The busiest women the world has ever seen were the wives and daughters of the Southern planters during the days of slavery. They were busy from morning until night, and sometimes far into the night.

They were practically at the head of the commissary and sanitary departments of the plantation. It was a part of their duty to see that the negroes were properly fed, clothed, and shod. They did not, it is true, go into the market and purchase the supplies; that was a matter that could be attended to even by a dull-witted man; but after the supplies were bought it was the woman's intelligent management that caused them to be properly distributed.

I have never yet heard of a Southern woman who surrendered the keys of her smoke-house and store-room to an overseer. The distribution of the supplies, however, was a comparatively small item.

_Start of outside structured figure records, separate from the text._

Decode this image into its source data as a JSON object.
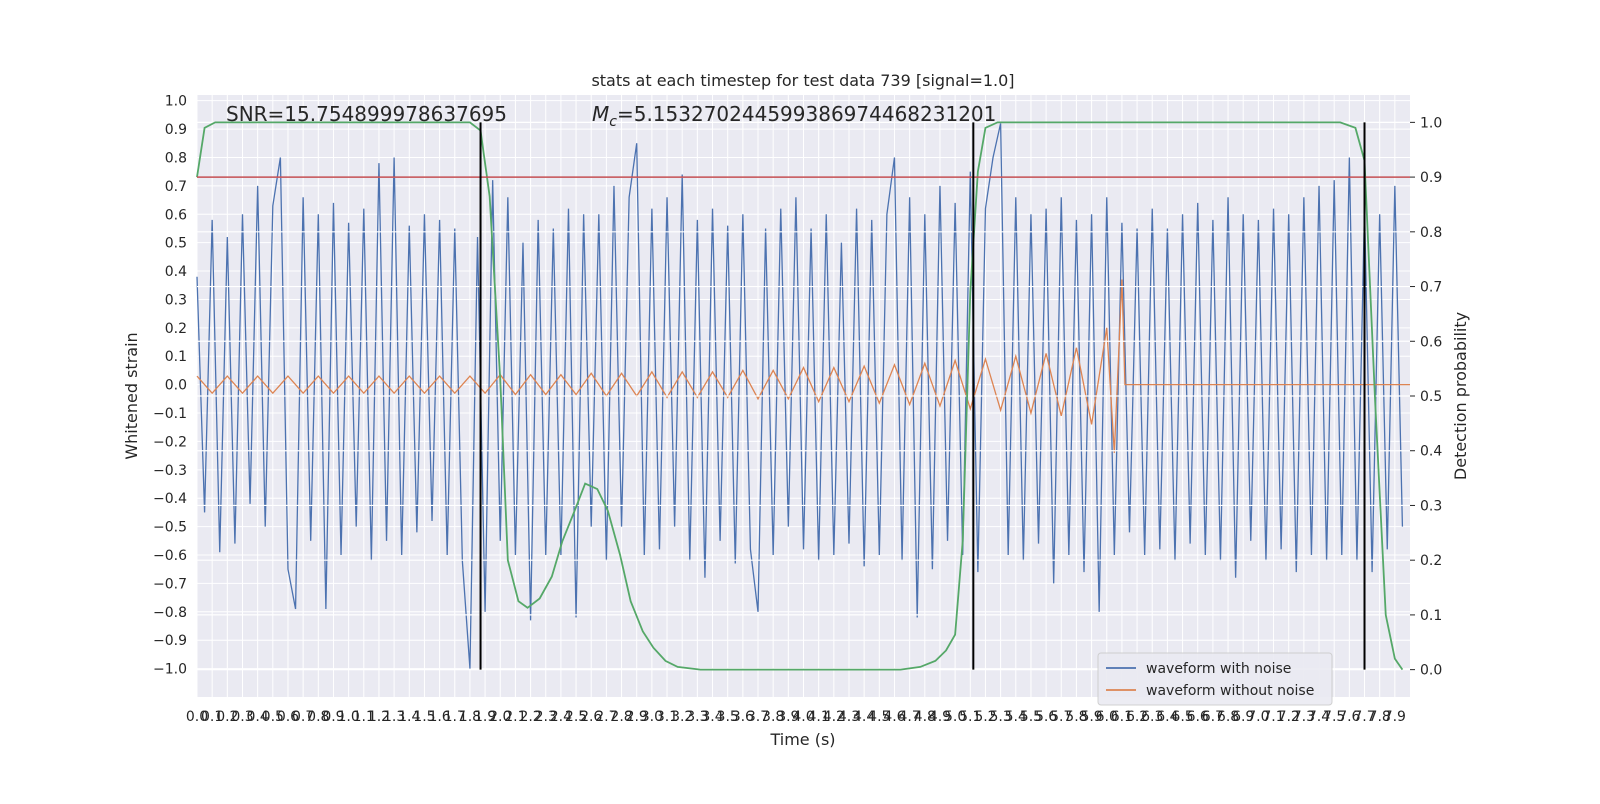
{
  "chart_data": {
    "type": "line",
    "title": "stats at each timestep for test data 739 [signal=1.0]",
    "x_label": "Time (s)",
    "y_label": "Whitened strain",
    "y2_label": "Detection probability",
    "annotations": {
      "snr": "SNR=15.754899978637695",
      "mc_symbol": "M",
      "mc_subscript": "c",
      "mc_value": "=5.153270244599386974468231201"
    },
    "xlim": [
      0,
      8
    ],
    "ylim": [
      -1.1,
      1.02
    ],
    "y2lim": [
      -0.05,
      1.05
    ],
    "grid": true,
    "background": "#eaeaf2",
    "legend": "lower right",
    "xticks": [
      {
        "value": 0,
        "label": "0.0"
      },
      0.1,
      0.2,
      0.3,
      0.4,
      0.5,
      0.6,
      0.7,
      0.8,
      0.9,
      {
        "value": 1,
        "label": "1.0"
      },
      1.1,
      1.2,
      1.3,
      1.4,
      1.5,
      1.6,
      1.7,
      1.8,
      1.9,
      {
        "value": 2,
        "label": "2.0"
      },
      2.1,
      2.2,
      2.3,
      2.4,
      2.5,
      2.6,
      2.7,
      2.8,
      2.9,
      {
        "value": 3,
        "label": "3.0"
      },
      3.1,
      3.2,
      3.3,
      3.4,
      3.5,
      3.6,
      3.7,
      3.8,
      3.9,
      {
        "value": 4,
        "label": "4.0"
      },
      4.1,
      4.2,
      4.3,
      4.4,
      4.5,
      4.6,
      4.7,
      4.8,
      4.9,
      {
        "value": 5,
        "label": "5.0"
      },
      5.1,
      5.2,
      5.3,
      5.4,
      5.5,
      5.6,
      5.7,
      5.8,
      5.9,
      {
        "value": 6,
        "label": "6.0"
      },
      6.1,
      6.2,
      6.3,
      6.4,
      6.5,
      6.6,
      6.7,
      6.8,
      6.9,
      {
        "value": 7,
        "label": "7.0"
      },
      7.1,
      7.2,
      7.3,
      7.4,
      7.5,
      7.6,
      7.7,
      7.8,
      7.9
    ],
    "yticks": [
      {
        "value": -1,
        "label": "−1.0"
      },
      {
        "value": -0.9,
        "label": "−0.9"
      },
      {
        "value": -0.8,
        "label": "−0.8"
      },
      {
        "value": -0.7,
        "label": "−0.7"
      },
      {
        "value": -0.6,
        "label": "−0.6"
      },
      {
        "value": -0.5,
        "label": "−0.5"
      },
      {
        "value": -0.4,
        "label": "−0.4"
      },
      {
        "value": -0.3,
        "label": "−0.3"
      },
      {
        "value": -0.2,
        "label": "−0.2"
      },
      {
        "value": -0.1,
        "label": "−0.1"
      },
      {
        "value": 0,
        "label": "0.0"
      },
      0.1,
      0.2,
      0.3,
      0.4,
      0.5,
      0.6,
      0.7,
      0.8,
      0.9,
      {
        "value": 1,
        "label": "1.0"
      }
    ],
    "y2ticks": [
      {
        "value": 0,
        "label": "0.0"
      },
      0.1,
      0.2,
      0.3,
      0.4,
      0.5,
      0.6,
      0.7,
      0.8,
      0.9,
      {
        "value": 1,
        "label": "1.0"
      }
    ],
    "series": [
      {
        "name": "waveform with noise",
        "color": "#4c72b0",
        "x": [
          0,
          0.05,
          0.1,
          0.15,
          0.2,
          0.25,
          0.3,
          0.35,
          0.4,
          0.45,
          0.5,
          0.55,
          0.6,
          0.65,
          0.7,
          0.75,
          0.8,
          0.85,
          0.9,
          0.95,
          1,
          1.05,
          1.1,
          1.15,
          1.2,
          1.25,
          1.3,
          1.35,
          1.4,
          1.45,
          1.5,
          1.55,
          1.6,
          1.65,
          1.7,
          1.75,
          1.8,
          1.85,
          1.9,
          1.95,
          2,
          2.05,
          2.1,
          2.15,
          2.2,
          2.25,
          2.3,
          2.35,
          2.4,
          2.45,
          2.5,
          2.55,
          2.6,
          2.65,
          2.7,
          2.75,
          2.8,
          2.85,
          2.9,
          2.95,
          3,
          3.05,
          3.1,
          3.15,
          3.2,
          3.25,
          3.3,
          3.35,
          3.4,
          3.45,
          3.5,
          3.55,
          3.6,
          3.65,
          3.7,
          3.75,
          3.8,
          3.85,
          3.9,
          3.95,
          4,
          4.05,
          4.1,
          4.15,
          4.2,
          4.25,
          4.3,
          4.35,
          4.4,
          4.45,
          4.5,
          4.55,
          4.6,
          4.65,
          4.7,
          4.75,
          4.8,
          4.85,
          4.9,
          4.95,
          5,
          5.05,
          5.1,
          5.15,
          5.2,
          5.25,
          5.3,
          5.35,
          5.4,
          5.45,
          5.5,
          5.55,
          5.6,
          5.65,
          5.7,
          5.75,
          5.8,
          5.85,
          5.9,
          5.95,
          6,
          6.05,
          6.1,
          6.15,
          6.2,
          6.25,
          6.3,
          6.35,
          6.4,
          6.45,
          6.5,
          6.55,
          6.6,
          6.65,
          6.7,
          6.75,
          6.8,
          6.85,
          6.9,
          6.95,
          7,
          7.05,
          7.1,
          7.15,
          7.2,
          7.25,
          7.3,
          7.35,
          7.4,
          7.45,
          7.5,
          7.55,
          7.6,
          7.65,
          7.7,
          7.75,
          7.8,
          7.85,
          7.9,
          7.95
        ],
        "values": [
          0.38,
          -0.45,
          0.58,
          -0.59,
          0.52,
          -0.56,
          0.6,
          -0.42,
          0.7,
          -0.5,
          0.63,
          0.8,
          -0.65,
          -0.79,
          0.66,
          -0.55,
          0.6,
          -0.79,
          0.64,
          -0.6,
          0.57,
          -0.5,
          0.62,
          -0.62,
          0.78,
          -0.55,
          0.8,
          -0.6,
          0.56,
          -0.52,
          0.6,
          -0.48,
          0.58,
          -0.6,
          0.55,
          -0.62,
          -1.0,
          0.52,
          -0.8,
          0.72,
          -0.55,
          0.66,
          -0.6,
          0.5,
          -0.83,
          0.58,
          -0.6,
          0.55,
          -0.6,
          0.62,
          -0.82,
          0.6,
          -0.5,
          0.6,
          -0.62,
          0.7,
          -0.5,
          0.66,
          0.85,
          -0.6,
          0.62,
          -0.58,
          0.66,
          -0.5,
          0.74,
          -0.62,
          0.58,
          -0.68,
          0.62,
          -0.55,
          0.56,
          -0.63,
          0.6,
          -0.58,
          -0.8,
          0.55,
          -0.6,
          0.62,
          -0.5,
          0.66,
          -0.58,
          0.55,
          -0.62,
          0.6,
          -0.6,
          0.5,
          -0.56,
          0.62,
          -0.64,
          0.58,
          -0.6,
          0.6,
          0.8,
          -0.62,
          0.66,
          -0.82,
          0.6,
          -0.65,
          0.7,
          -0.55,
          0.64,
          -0.6,
          0.75,
          -0.66,
          0.62,
          0.8,
          0.92,
          -0.6,
          0.66,
          -0.62,
          0.6,
          -0.56,
          0.62,
          -0.7,
          0.66,
          -0.6,
          0.58,
          -0.66,
          0.6,
          -0.8,
          0.66,
          -0.6,
          0.57,
          -0.52,
          0.55,
          -0.6,
          0.62,
          -0.58,
          0.55,
          -0.62,
          0.6,
          -0.56,
          0.64,
          -0.6,
          0.58,
          -0.62,
          0.66,
          -0.68,
          0.6,
          -0.55,
          0.58,
          -0.62,
          0.62,
          -0.58,
          0.6,
          -0.66,
          0.66,
          -0.6,
          0.7,
          -0.62,
          0.72,
          -0.6,
          0.8,
          -0.62,
          0.62,
          -0.66,
          0.6,
          -0.58,
          0.7,
          -0.5
        ]
      },
      {
        "name": "waveform without noise",
        "color": "#dd8452",
        "x": [
          0,
          0.1,
          0.2,
          0.3,
          0.4,
          0.5,
          0.6,
          0.7,
          0.8,
          0.9,
          1,
          1.1,
          1.2,
          1.3,
          1.4,
          1.5,
          1.6,
          1.7,
          1.8,
          1.9,
          2,
          2.1,
          2.2,
          2.3,
          2.4,
          2.5,
          2.6,
          2.7,
          2.8,
          2.9,
          3,
          3.1,
          3.2,
          3.3,
          3.4,
          3.5,
          3.6,
          3.7,
          3.8,
          3.9,
          4,
          4.1,
          4.2,
          4.3,
          4.4,
          4.5,
          4.6,
          4.7,
          4.8,
          4.9,
          5,
          5.1,
          5.2,
          5.3,
          5.4,
          5.5,
          5.6,
          5.7,
          5.8,
          5.9,
          6,
          6.05,
          6.1,
          6.12,
          8
        ],
        "values": [
          0.03,
          -0.03,
          0.03,
          -0.03,
          0.03,
          -0.03,
          0.03,
          -0.03,
          0.03,
          -0.03,
          0.03,
          -0.03,
          0.03,
          -0.03,
          0.03,
          -0.03,
          0.03,
          -0.03,
          0.03,
          -0.03,
          0.035,
          -0.035,
          0.035,
          -0.035,
          0.035,
          -0.035,
          0.04,
          -0.04,
          0.04,
          -0.04,
          0.045,
          -0.045,
          0.045,
          -0.045,
          0.045,
          -0.045,
          0.05,
          -0.05,
          0.05,
          -0.05,
          0.06,
          -0.06,
          0.06,
          -0.06,
          0.065,
          -0.065,
          0.07,
          -0.07,
          0.075,
          -0.075,
          0.085,
          -0.085,
          0.09,
          -0.09,
          0.1,
          -0.1,
          0.11,
          -0.11,
          0.13,
          -0.14,
          0.2,
          -0.24,
          0.37,
          0,
          0
        ]
      },
      {
        "color": "#55a868",
        "axis": "y2",
        "x": [
          0,
          0.05,
          0.12,
          1.8,
          1.87,
          1.93,
          2.0,
          2.05,
          2.12,
          2.18,
          2.26,
          2.34,
          2.41,
          2.49,
          2.56,
          2.64,
          2.71,
          2.79,
          2.86,
          2.94,
          3.01,
          3.09,
          3.17,
          3.32,
          4.64,
          4.77,
          4.87,
          4.94,
          5.0,
          5.05,
          5.1,
          5.15,
          5.2,
          5.28,
          7.54,
          7.64,
          7.7,
          7.77,
          7.84,
          7.9,
          7.95
        ],
        "values": [
          0.9,
          0.99,
          1.0,
          1.0,
          0.985,
          0.865,
          0.53,
          0.2,
          0.125,
          0.113,
          0.13,
          0.17,
          0.235,
          0.29,
          0.34,
          0.33,
          0.29,
          0.21,
          0.125,
          0.07,
          0.04,
          0.016,
          0.005,
          0.0,
          0.0,
          0.005,
          0.016,
          0.035,
          0.064,
          0.235,
          0.69,
          0.91,
          0.99,
          1.0,
          1.0,
          0.99,
          0.93,
          0.49,
          0.1,
          0.02,
          0.0
        ]
      }
    ],
    "threshold": {
      "value": 0.9,
      "axis": "y2",
      "color": "#c44e52"
    },
    "vlines": {
      "x": [
        1.87,
        5.12,
        7.7
      ],
      "y2_span": [
        0,
        1
      ],
      "color": "#000000"
    }
  }
}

Take, for example, the clothing provided for, say one hundred negroes, male and female, large and small. The cloth was bought in bolts, though occasionally a considerable portion was woven on the plantation on the old-fashioned hand-looms. Whether bought or woven the cloth had to be cut out and made into garments. Who was to superintend and see to all this if not the woman? Who was at the head of the domestic establishment? There were seamstresses to make up the clothes, but all the details and preparations had to be looked after by the mistress, and it oftentimes fell to her lot to go down on her knees on the floor and cut out garments for hours at a time.